The Killing of Kirkpatrick : This is an interesting one as both Carruthers and Irving of Bonshaw claim that honour. Our records show that in 1563 a feud broke out between the Carruthers and the Kirkpatricks of Closeburn although the reason for the feud is not mentioned. What is stated is that Roger Kirkpatrick of Closeburn was wounded and in some records died, with many of their family and retainers were killed. For this Holmains and his followers were summoned before Justace Ayre, Sir James Hamilton of Crawfordjohn, but the matter was settled amicably on the advice of Sir John Maxwell of `Terregles, March Warden at the time. We are aware that Edward Irving of Bonshaw was amongst the group.
What Clan Irving state is that during the truce between Scotland and England in 1550, many border clans returned to old family feuds. In 1554, the Kirkpatricks slew a younger son of Christopher Irving of Bonshaw. The Irvings bided their time until in 1563, when Edward Irving of Bonshaw, the new Chief, slew the chief of Kirkpatrick of Closeburn.
Whether both occurrences occurred in the same year, whether they were the same event, or whether they were two pictures of the same story, it clearly shows a strong bond existed between both families at that time.
Roll of Unruly Clans.

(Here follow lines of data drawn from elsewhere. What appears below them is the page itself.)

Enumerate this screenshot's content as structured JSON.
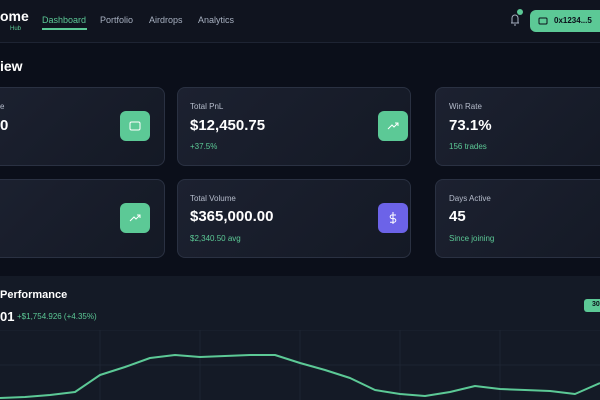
{
  "header": {
    "logo": "ome",
    "logo_sub": "Hub",
    "nav": [
      "Dashboard",
      "Portfolio",
      "Airdrops",
      "Analytics"
    ],
    "wallet": "0x1234...5"
  },
  "overview": {
    "title": "iew",
    "cards": [
      {
        "label": "e",
        "value": "0",
        "sub": null
      },
      {
        "label": "Total PnL",
        "value": "$12,450.75",
        "sub": "+37.5%"
      },
      {
        "label": "Win Rate",
        "value": "73.1%",
        "sub": "156 trades"
      },
      {
        "label": null,
        "value": null,
        "sub": null
      },
      {
        "label": "Total Volume",
        "value": "$365,000.00",
        "sub": "$2,340.50 avg"
      },
      {
        "label": "Days Active",
        "value": "45",
        "sub": "Since joining"
      }
    ]
  },
  "performance": {
    "title": "Performance",
    "value": "01",
    "change": "+$1,754.926 (+4.35%)",
    "range_button": "30",
    "chart_data": {
      "type": "line",
      "color": "#5cc996",
      "ylim": [
        0,
        50
      ],
      "values": [
        2,
        3,
        5,
        8,
        25,
        33,
        42,
        45,
        43,
        44,
        45,
        45,
        37,
        30,
        22,
        10,
        6,
        4,
        8,
        14,
        11,
        10,
        9,
        6,
        17
      ]
    }
  }
}
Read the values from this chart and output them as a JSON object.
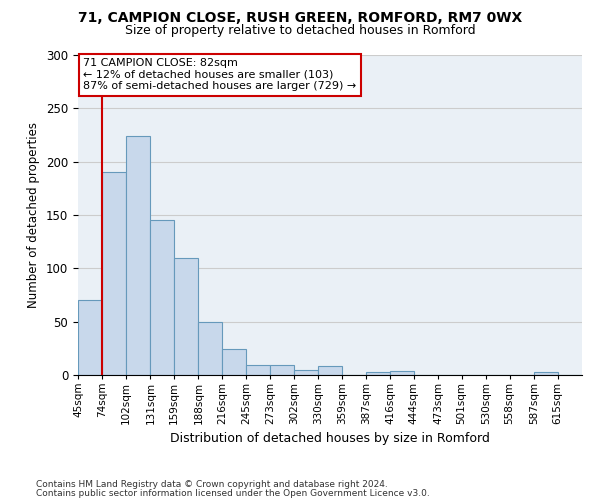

In 1587, along with 33 clans of the Highlands and Islands, an Act of Parliament was enacted to suppress the unruly clans of the Scottish Borders. These included 17 Border ‘clannis. Four of these were from the Middle March of Scotland, while thirteen were from the West March and included both Irving and Carruthers.
Armorial Bearings: Along with other clan Chiefs, nobility and those deemed worthy to bear arms, William Irving of Bonshaw and John Carruthers of Holmains both registered the chiefly arms of their ancestors in 1672, after the Lord Lyons Act came into force.
The Bonshaw arms are blazoned Argent (Silver), three holly leaves Proper, which is interesting as the more simple in form the arms are, normally the more ancient they are and these are very simple arms as can be seen above. The Carruthers arms are of course Gules (Red) two chevrons engrailed between three fleurs de lis Or (gold).
Family Records: Where Carruthers has the ‘Records of the Carruthers Family by AS Carruthers FSA Scot and RC Reid, the Irvings of Bonshaw have their ‘Book of the Irvings by Col John B. Irving of Bonshaw.
Diaspora: The border Clan of Irving of Bonshaw has, like our own family, spread to many corners of the planet and in the same vein as all other other border riding names, they are happy to be differentiated from any relations elsewhere.
There is no doubt that the Reiver heritage remains strong in Border families, and most so in the those interlinked with each other throughout our history i.e. Bells, Ivings, Murrays, Douglas and Johnstone to name but a few.
Above is a chart recognising the 17 Border ‘Clannis” mentioned in the 1587 Act for the suppression of Unruly Clans.
As tartan, linked to a name, never existed prior to the early 1800s, the chart shows when the clan/family tartan was registered. On the tartan sits the clan badge reflecting the crest of the Chiefs arms and on the belt and buckle encircling it the motto of the Chief. It also shows whether or not the clan/family is officially recognised in Scots law through the auspices of the Lord Lyon by having a recognised chief or if not they remain armigerous (without chief).
Both Carruthers and Irving of Bonshaw have their Chiefs arms recorded in the Public Register of all Arms and Bearing of Scotland and in the same vein as all others, both have had supporters granted to reflect their status as Clan Chiefs; Carruthers has two fallow bucks rampant Proper, and Irving of Bonshaw has two snow leopards rampant guardant Proper.